Sabah Umno deputy chief Datuk Salleh Tun Said hoped the RCI’s recommendations would include short-term and long-term measures to tackle the problem.
The seriousness of the issue led to Upko and the opposition Sabah Progressive Party asking for fresh issuance of identity cards in the state to weed out the “backdoor citizenships” granted to foreigners.
Upko information chief Albert Bingkasan said Barisan parties had agreed to work with the panel led by Pairin to resolve the problem.
Liberal Democratic Party president Datuk Teo Chee Kang said that Sabah leaders must be courageous in implementing the measures recommended.
“Whatever the inconvenient truths that are revealed in the report, the current administration must take drastic measures to tackle the problem once and for all,” he said.

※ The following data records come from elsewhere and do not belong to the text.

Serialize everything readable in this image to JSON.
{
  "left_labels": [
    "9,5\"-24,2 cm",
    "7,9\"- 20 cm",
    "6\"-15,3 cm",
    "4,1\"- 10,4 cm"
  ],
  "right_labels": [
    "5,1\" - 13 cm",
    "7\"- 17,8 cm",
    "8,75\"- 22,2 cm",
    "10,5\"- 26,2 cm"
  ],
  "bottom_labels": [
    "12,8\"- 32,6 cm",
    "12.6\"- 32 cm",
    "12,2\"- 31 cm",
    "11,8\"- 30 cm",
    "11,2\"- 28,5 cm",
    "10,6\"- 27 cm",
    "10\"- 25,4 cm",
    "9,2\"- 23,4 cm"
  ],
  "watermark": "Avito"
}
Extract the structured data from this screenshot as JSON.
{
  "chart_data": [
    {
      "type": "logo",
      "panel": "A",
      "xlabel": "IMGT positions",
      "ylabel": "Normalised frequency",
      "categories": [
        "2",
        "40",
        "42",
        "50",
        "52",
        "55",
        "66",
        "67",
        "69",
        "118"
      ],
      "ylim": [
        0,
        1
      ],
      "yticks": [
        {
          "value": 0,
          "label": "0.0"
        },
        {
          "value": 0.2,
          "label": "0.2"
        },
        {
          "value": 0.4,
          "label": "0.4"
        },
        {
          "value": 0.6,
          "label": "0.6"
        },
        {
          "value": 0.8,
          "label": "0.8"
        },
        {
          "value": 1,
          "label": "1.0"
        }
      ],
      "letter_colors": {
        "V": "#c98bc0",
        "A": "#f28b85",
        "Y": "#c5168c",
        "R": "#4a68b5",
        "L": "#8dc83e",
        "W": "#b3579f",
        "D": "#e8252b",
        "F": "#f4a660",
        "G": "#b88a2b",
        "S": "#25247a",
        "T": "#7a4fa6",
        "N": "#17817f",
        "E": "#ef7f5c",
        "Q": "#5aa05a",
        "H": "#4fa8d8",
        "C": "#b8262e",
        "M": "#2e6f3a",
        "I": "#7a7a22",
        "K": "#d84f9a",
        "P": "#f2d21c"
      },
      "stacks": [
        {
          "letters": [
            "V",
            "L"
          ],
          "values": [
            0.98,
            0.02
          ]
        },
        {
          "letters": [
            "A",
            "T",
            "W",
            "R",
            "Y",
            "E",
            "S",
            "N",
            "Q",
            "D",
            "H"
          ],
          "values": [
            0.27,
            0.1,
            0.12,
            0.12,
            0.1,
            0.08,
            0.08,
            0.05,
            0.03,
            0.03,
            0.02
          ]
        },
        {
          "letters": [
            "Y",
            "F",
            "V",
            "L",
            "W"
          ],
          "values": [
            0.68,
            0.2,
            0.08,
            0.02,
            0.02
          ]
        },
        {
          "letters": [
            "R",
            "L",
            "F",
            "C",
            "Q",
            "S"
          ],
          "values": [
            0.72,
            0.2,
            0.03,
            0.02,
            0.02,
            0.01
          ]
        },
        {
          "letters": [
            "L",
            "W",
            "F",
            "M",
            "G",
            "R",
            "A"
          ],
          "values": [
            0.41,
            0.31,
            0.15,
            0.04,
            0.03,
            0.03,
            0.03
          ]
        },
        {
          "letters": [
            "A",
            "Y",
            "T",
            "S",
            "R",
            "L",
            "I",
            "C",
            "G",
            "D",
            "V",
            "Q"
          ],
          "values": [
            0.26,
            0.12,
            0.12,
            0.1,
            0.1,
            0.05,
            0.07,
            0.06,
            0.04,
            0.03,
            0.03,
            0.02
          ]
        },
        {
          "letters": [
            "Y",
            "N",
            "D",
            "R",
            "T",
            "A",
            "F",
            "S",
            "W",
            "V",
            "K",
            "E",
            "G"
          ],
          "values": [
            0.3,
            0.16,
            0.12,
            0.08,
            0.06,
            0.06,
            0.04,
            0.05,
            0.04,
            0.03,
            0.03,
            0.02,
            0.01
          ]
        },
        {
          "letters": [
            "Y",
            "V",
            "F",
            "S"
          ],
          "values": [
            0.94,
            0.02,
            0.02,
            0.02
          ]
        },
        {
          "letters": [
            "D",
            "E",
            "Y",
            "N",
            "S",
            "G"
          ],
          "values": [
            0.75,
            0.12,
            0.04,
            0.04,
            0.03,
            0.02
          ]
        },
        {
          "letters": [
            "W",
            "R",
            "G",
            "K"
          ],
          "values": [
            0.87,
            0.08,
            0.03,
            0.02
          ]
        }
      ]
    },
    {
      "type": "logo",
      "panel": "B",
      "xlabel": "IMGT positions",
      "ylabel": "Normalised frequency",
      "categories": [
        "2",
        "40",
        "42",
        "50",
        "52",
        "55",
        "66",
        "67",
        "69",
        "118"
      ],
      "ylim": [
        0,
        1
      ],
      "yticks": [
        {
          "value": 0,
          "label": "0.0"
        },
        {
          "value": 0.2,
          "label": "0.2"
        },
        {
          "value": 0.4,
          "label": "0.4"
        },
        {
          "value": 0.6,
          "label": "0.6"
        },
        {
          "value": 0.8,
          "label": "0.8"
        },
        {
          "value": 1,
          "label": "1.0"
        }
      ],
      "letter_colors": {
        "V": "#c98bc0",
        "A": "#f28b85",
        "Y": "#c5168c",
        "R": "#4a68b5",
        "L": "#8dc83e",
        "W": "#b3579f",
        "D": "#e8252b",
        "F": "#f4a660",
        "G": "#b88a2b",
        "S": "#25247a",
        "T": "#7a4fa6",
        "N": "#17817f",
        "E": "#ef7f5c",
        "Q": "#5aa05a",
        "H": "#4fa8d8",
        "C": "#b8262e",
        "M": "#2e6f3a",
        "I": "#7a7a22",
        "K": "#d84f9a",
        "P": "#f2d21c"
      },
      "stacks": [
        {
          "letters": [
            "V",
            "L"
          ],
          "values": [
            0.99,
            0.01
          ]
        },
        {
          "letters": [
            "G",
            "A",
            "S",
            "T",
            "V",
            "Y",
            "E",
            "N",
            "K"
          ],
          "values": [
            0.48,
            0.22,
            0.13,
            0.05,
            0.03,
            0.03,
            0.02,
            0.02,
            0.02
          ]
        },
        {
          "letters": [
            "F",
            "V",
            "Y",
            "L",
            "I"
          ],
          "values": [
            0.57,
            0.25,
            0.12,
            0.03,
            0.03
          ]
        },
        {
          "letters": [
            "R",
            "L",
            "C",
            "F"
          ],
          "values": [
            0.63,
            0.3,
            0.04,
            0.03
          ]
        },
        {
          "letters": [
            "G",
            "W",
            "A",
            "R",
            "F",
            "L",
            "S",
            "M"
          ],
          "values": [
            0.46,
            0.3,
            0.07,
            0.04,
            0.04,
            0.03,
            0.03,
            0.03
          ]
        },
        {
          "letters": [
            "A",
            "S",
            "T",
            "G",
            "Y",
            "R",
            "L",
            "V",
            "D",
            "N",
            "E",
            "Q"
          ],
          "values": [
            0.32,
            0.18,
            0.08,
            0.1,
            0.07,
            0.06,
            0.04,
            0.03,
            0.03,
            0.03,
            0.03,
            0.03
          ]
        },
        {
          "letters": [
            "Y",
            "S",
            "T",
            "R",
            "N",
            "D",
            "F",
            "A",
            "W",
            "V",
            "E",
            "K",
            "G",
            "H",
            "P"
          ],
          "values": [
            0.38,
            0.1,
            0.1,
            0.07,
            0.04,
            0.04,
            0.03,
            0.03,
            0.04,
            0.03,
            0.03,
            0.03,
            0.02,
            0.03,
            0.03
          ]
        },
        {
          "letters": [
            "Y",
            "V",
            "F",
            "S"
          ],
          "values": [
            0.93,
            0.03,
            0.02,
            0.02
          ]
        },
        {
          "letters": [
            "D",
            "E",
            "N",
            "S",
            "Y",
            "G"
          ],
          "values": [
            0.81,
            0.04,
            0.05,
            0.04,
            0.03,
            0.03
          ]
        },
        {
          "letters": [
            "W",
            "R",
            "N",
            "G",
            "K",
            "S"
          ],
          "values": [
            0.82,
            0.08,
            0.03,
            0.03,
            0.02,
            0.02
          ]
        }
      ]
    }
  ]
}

Parti Bersatu Rakyat Sabah secretary-general Datuk Johnson Tee said: “Implementation and enforcement are the most important aspects. No point just talking about it”.
The Movement for Change in Sabah (APS) opposition party’s president Datuk Wilfred Bumburing said there should be a concrete plan to solve the problem and a time frame set for it.
“A special Sabah state assembly session should be called to discuss this as it is a very important issue for the people of the state,” he said, adding that his party was saddened that it was not tabled in Parliament.
SAPP president Datuk Yong Teck Lee said the announcement had been long delayed and raised doubts on whether the findings would be useful to address the solutions.